Die Organisation Ingenieure ohne Grenzen e.V. hat den mit 5.000 Euro dotierten Enspire Award 2014 gewonnen: (von links) Kuno Werner (Geschäftsführer Stadtwerke Konstanz),  Stefan Herold (ehrenamtlicher Leiter des Projektes bei Ingenieure ohne Grenzen e.V.), Gordon Appel (Leiter Produktmanagement bei den Stadtwerken Konstanz) und Dr. Norbert Reuter (Geschäftsführer Stadtwerke Konstanz).
Die Organisation Ingenieure ohne Grenzen e.V. hat den mit 5.000 Euro dotierten Enspire Award 2014 gewonnen: (von links) Kuno Werner (Geschäftsführer Stadtwerke Konstanz), Stefan Herold (ehrenamtlicher Leiter des Projektes bei Ingenieure ohne Grenzen e.V.), Gordon Appel (Leiter Produktmanagement bei den Stadtwerken Konstanz) und Dr. Norbert Reuter (Geschäftsführer Stadtwerke Konstanz). / Pressebild

Ingenieure ohne Grenzen e.V. gewinnen Enspire Award 2014

(WK-intern) – Eine Kleinstwasserkraftanlage zur Stromerzeugung in Kamerun: Mit diesem Projekt hat die Organisation Ingenieure ohne Grenzen e.V. den mit 5.000 Euro dotierten Enspire Award 2014 gewonnen.

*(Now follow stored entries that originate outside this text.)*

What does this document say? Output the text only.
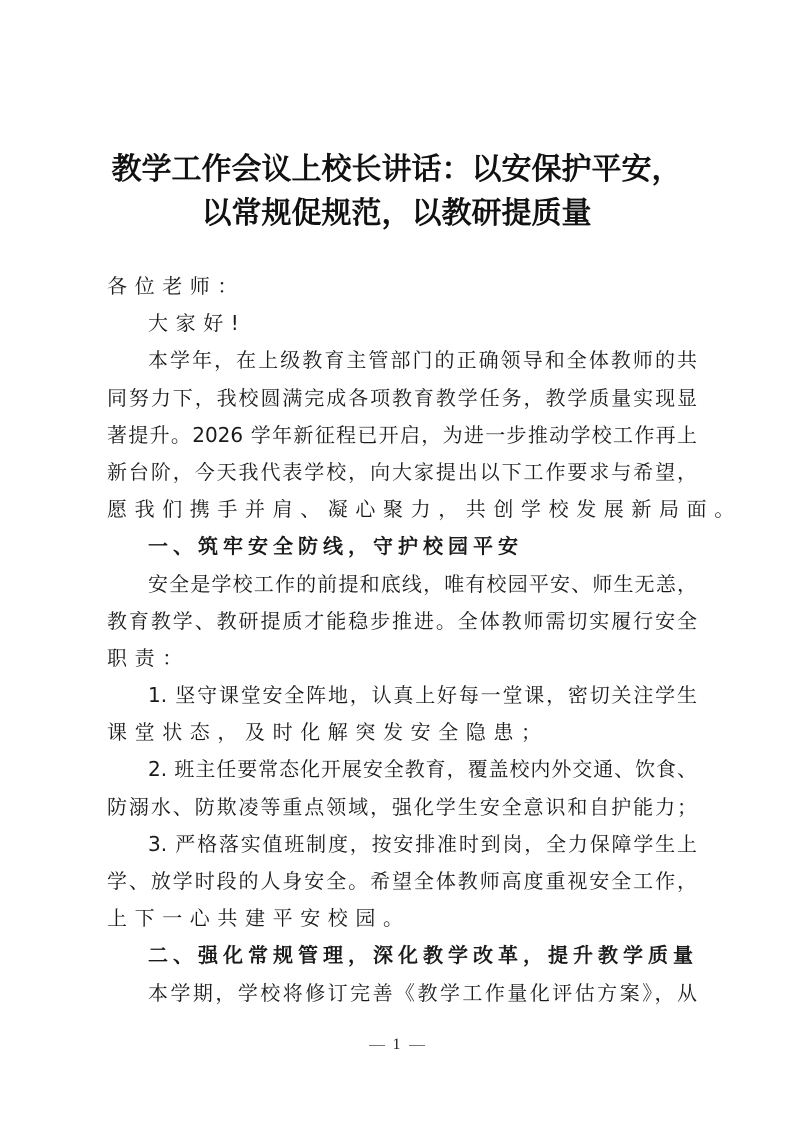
教学工作会议上校长讲话：以安保护平安，
以常规促规范，以教研提质量
各位老师：
大家好!
本学年，在上级教育主管部门的正确领导和全体教师的共
同努力下，我校圆满完成各项教育教学任务，教学质量实现显
著提升。2026 学年新征程已开启，为进一步推动学校工作再上
新台阶，今天我代表学校，向大家提出以下工作要求与希望，
愿我们携手并肩、凝心聚力，共创学校发展新局面。
一、筑牢安全防线，守护校园平安
安全是学校工作的前提和底线，唯有校园平安、师生无恙，
教育教学、教研提质才能稳步推进。全体教师需切实履行安全
职责：
1. 坚守课堂安全阵地，认真上好每一堂课，密切关注学生
课堂状态，及时化解突发安全隐患；
2. 班主任要常态化开展安全教育，覆盖校内外交通、饮食、
防溺水、防欺凌等重点领域，强化学生安全意识和自护能力；
3. 严格落实值班制度，按安排准时到岗，全力保障学生上
学、放学时段的人身安全。希望全体教师高度重视安全工作，
上下一心共建平安校园。
二、强化常规管理，深化教学改革，提升教学质量
本学期，学校将修订完善《教学工作量化评估方案》，从
1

„Das Projekt der Regionalgruppe Regensburg hat die Jury überzeugt und sich gegen eine harte Konkurrenz durchgesetzt“, so die Stadtwerke-Geschäftsführer Kuno Werner und Dr. Norbert Reuter.

„Ausschlaggebend bei der Entscheidung waren die sehr gute Vorbereitung des Projekts, die Einbindung der Akteure vor Ort und natürlich der nachhaltige Ansatz, was die Schulung und Umsetzung betrifft.“ Der Enspire Award wurde

2014 zum ersten Mal vergeben. Enspire Energie, die bundesweite Ökostrom-Marke der Stadtwerke Konstanz, ist mit dem Grüner Strom Label Gold zertifiziert. Im Rahmen der Zertifizierung wird nun das Gewinner-Projekt gefördert.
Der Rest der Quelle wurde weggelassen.